Omega-3 is called an essential fatty acid due to the fact that the human body is not capable of manufacturing the fats. This means that we must supplement omega-3 through our diet. Omega-3 fatty acids consist of eicosapentaenoic acid (EPA), docosahexaenoic acid (DHA) and alpha-linolenic acid (ALA). Both eicosapentaenoic acid and docosahexaenoic acid are typically found in fatty fish, such as salmon. On the other hand, alpha-linolenic acid is typically found in plant sources, like flaxseed and soybeans. Because ALA is derived from plant sources, such as flax, vegetarians often depend upon flax seed oil as a source of omega-3 fats even though it does not contain any DHA or EPA whatsoever. The human body is able to convert ALA into EPA then, subsequently, into DHA, but this conversion process is extremely inefficient. This is because the enzyme that turns alpha-linolenic acid into eicosapentaenoic acid is rate limiting, because of the fact that the same protein also chemically binds to omega-6 fatty acids (thus, the problem is worse if your diet is relatively high in omega-6).
In fact, several research studies have shown that this chemical process is so inefficient at converting these fats that only 5% of ALA is transformed into EPA and only 0.5% of ALA finally makes docosahexaenoic acid. What does all of this mean? That most vegetarians who think that they are getting their daily necessary amount of DHA and EPA from flax oil, are actually deficient in both EPA and DHA omega-3 fats.
Here’s where the good news comes in (for vegetarians). There’s another vegan source of omega-3, called microalgae, which has an extraordinarily high content of both EPA and DHA omega-3 fatty acids. What is microalgae oil and why is it a good vegetarian source of omega-3 fatty acids? Microalgae are microscopic algae that grow in both marine and freshwater. While fish oil is already widely known for containing an unusually high content of EPA and DHA omega-3 fats, fish do not actually manufacture the omega-3 fatty acids themselves. Fish ingest algae, which have a large amount of of omega-3 fatty acids, then store the EPA and DHA in their fat tissues, and this is the real reason why fish oil is high in omega-3. Algae are also a much more environmentally friendly and sustainable source of EPA and DHA fats compared to fish oil. This is because they’ve got 5 times more biomass than land plants and as much as 40 percent of that is oil. Algal sources of omega-3 fats are the future supply of omega-3 fats.
Microalgae oil that is rich in DHA is now commercially available on the market, whereas, microalgal oil that is high in eicosapentaenoic acid is still limited. The best vegetarian (or vegan) supplements that have EPA come from the microalgae, Spirulina. DHA-microalgal oil is obviously a far superior source of DHA, when compared to flax seed oil. This is because flaxseed derived alpha-linolenic acid must go through two inefficient conversion steps to become docosahexaenoic acid, whereas, microalgal derived DHA does not have to go through any at all. It has also already been scientifically proven through documented research that microalgal supplements are able to raise bloodstream levels of DHA and EPA. This was demonstrated by one study where vegetarians with deficient levels of omega-3, began ingesting a single gram of algal supplements daily for 8 weeks, and significantly increased their levels of both EPA and DHA(Lipids 40 (8): 807-814). This is good evidence that microalgae oil is an far superior vegan source of omega-3.

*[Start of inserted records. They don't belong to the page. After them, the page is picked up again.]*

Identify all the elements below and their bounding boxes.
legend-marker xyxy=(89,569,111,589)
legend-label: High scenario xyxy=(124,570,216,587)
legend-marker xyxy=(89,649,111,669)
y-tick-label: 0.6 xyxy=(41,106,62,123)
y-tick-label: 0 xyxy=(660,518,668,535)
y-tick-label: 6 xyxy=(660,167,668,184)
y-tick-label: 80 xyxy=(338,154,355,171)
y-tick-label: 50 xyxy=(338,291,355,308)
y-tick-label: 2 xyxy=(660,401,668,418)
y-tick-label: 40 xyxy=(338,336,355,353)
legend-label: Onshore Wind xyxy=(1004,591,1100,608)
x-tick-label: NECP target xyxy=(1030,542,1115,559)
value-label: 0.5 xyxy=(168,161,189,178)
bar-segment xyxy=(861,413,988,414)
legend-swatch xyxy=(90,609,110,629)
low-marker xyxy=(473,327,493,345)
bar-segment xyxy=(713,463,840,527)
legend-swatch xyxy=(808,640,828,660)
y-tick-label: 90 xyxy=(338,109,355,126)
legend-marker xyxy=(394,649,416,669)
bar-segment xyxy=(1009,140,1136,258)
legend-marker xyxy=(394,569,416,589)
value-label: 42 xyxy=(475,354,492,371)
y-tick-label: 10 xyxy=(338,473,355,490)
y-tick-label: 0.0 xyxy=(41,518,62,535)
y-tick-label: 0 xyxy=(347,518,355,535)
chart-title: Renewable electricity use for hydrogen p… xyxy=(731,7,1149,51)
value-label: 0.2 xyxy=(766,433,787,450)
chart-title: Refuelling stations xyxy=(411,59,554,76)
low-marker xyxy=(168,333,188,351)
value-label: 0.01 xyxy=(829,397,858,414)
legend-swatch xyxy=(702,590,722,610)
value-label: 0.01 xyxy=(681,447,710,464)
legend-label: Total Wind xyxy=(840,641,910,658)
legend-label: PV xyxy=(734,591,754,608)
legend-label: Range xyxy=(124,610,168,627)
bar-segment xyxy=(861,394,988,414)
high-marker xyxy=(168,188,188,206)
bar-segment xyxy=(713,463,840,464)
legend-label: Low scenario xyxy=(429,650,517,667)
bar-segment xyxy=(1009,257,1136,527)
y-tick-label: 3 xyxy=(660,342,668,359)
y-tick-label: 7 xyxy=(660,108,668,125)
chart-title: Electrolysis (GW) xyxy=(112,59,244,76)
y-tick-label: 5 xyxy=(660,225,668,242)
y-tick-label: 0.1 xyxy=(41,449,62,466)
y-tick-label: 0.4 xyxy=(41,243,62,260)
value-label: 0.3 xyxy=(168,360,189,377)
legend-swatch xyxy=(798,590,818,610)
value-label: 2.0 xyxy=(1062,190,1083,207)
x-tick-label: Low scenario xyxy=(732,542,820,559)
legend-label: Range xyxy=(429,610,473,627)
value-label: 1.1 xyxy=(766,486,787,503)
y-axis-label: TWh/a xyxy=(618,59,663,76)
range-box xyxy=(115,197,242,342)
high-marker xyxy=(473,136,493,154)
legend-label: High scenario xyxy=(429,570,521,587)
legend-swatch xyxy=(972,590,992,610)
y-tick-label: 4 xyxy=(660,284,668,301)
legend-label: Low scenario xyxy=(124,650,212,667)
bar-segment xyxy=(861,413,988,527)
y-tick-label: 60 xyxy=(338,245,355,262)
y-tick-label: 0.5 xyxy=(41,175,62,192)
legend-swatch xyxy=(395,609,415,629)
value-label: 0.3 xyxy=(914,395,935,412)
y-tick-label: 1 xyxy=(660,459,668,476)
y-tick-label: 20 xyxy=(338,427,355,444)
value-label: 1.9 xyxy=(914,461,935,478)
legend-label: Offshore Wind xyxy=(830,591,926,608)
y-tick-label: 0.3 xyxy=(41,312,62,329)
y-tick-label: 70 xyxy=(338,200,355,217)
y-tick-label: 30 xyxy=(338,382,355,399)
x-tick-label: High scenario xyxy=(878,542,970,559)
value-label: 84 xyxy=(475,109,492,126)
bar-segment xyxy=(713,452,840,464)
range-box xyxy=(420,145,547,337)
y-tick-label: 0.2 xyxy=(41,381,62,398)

It’s very well documented that DHA omega-3 derived from fish oil is very good for the heart. Likewise, DHA ingested from algae oil has the same cardiovascular benefits. For example, vegetarians that took only one gram of microalgal DHA daily for 8 weeks, were able to reduce their triglyceride levels by twenty-three percent (The British Journal of Nutrition 95 (4): 779-786). So there you have it, microalgae oil is a far better source of DHA and EPA and has similar (and documented) health benefits as fish oil! These statements and/or products have not been evaluated by the Food and Drug Administration. This information is not medical advice.